For answer, a slow sidewise shake of the head and a shrug. “No one, far as I know. You guys, me, that’s it…Alan, you okay? You’re all of a sudden white as a ghost.”
Alan waved off his friend’s concern. “I get really tired, sometimes a little dizzy. It’s the chemo…along with a long plane ride and some pretty exciting stuff happening. But mostly the chemo. I need to lie down for an hour every so often.” He glanced at his watch and eyed the duffel bag. “Tom and I can go back to the hotel, I’ll flop, and then I’ll be good for a little more work. Okay if I take some of these sheets? I can check them out carefully, and we can get back together in the morning, look at the others, and go from there. We’ve got some big decisions ahead of us.”
“Sure, Alan, sounds fine. You okay to drive?”

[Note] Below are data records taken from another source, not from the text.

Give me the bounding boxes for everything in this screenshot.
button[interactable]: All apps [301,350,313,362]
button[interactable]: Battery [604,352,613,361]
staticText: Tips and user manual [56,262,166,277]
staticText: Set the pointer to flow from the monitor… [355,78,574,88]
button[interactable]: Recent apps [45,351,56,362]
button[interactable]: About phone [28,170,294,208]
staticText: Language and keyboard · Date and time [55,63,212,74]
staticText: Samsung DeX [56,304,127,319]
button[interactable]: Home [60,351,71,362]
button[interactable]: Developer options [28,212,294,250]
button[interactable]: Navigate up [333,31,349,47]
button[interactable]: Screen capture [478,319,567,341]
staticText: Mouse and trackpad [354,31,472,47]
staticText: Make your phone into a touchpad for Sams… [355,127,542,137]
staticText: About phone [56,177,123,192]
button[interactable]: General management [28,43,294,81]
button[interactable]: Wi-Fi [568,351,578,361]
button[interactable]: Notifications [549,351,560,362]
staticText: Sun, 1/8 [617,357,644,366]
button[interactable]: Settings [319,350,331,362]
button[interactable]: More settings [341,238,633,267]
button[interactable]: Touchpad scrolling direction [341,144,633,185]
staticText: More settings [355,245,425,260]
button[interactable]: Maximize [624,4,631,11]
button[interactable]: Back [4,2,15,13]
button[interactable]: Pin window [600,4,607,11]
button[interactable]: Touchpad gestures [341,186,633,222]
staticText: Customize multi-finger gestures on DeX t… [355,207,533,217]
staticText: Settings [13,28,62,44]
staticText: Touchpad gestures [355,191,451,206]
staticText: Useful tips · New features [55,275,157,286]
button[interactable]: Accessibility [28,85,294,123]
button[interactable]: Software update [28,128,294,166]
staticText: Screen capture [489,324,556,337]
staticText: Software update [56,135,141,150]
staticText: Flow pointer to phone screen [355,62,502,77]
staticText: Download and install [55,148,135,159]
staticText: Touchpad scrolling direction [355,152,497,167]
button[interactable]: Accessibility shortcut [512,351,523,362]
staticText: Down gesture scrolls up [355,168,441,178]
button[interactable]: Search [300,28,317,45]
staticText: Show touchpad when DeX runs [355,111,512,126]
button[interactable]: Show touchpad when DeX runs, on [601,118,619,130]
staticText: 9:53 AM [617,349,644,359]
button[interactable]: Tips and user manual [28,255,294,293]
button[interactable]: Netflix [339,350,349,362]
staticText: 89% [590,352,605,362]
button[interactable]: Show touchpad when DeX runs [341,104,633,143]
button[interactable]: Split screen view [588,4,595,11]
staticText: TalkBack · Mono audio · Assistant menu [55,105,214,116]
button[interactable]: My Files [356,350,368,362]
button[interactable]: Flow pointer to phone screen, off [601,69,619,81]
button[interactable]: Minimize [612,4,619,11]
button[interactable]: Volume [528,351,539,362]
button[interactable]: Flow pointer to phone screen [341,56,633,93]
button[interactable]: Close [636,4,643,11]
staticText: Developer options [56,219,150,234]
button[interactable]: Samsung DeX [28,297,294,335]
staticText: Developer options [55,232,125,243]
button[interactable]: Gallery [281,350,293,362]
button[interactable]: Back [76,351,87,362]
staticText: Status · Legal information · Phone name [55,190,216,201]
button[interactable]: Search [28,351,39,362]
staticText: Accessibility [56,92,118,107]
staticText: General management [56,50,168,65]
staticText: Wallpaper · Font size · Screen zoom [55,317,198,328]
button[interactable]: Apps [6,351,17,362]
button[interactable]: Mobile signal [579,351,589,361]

“Yeah. We’re at the Bothwell. No sweat.”
Alan dug into the bag for pieces he hadn’t yet seen. A dozen sheets of manuscript paper, a few of plain paper, and a half-height piece of light
card stock with a short musical passage, just a single theme.
“These’ll do for tonight. About ten tomorrow, okay, Mickey?”
“I’ll be waiting. Hey, take care, pal, okay?”
***
Alan and Tom perched side by side on the edge of the bed, each holding a piece of music, running fingers across the lines of notes, every now and again humming a passage.
“Best I can tell, this is Joplin,” Tom muttered. “I mean, this piece…‘A Bouquet of Daisies’? Look here.” The boy hummed a passage. “Isn’t there something awfully like that in ‘Heliotrope Bouquet’? Maybe he was writing them at the same time.”
“Could be, but probably not. Remember, the first two themes in ‘Heliotrope’ came from Louis Chauvin, and they’re not in ‘Daisies’ at all. I’d say it’s more likely Joplin was experimenting with the themes he wrote. Look at this chord progression. That’s something he never did as early as ‘Heliotrope Bouquet’.” Alan stretched, felt his shoulders pop. “If everything we’ve seen so far is typical, most of what’s in that duffel is middle or late Joplin, things he wrote in St. Louis or New York. But look at this.” He held up the piece of card stock. “Definitely early Joplin. He must have written it sitting at a table at the Maple Leaf Club, just a few blocks down the way from where we’re sitting right now.”
Tom looked puzzled. “How can you be so sure?”
Alan chuckled and flipped the card over and held it out. The card was printed with a few lines of text:
The Maple Leaf Club
W.J. Williams, Prop.
121 East Main Street
Sedalia, Missouri
The management of this club would be pleased to extend their hospitality to you and anyone you may wish to bring to an evening of music.
Friday, September 1st, 1899.
Scott Joplin, entertainer.
Present at door. Admission 20c.
Alan tapped the date. “I cheated.” His eyes drifted to the wall and slid out of focus. “Can you imagine,” he said slowly, “Joplin picking up a discarded invitation and writing out a theme that had been bouncing around in his head all evening?” He blinked a couple of times, dragging his attention out of 1899 and back to 2015.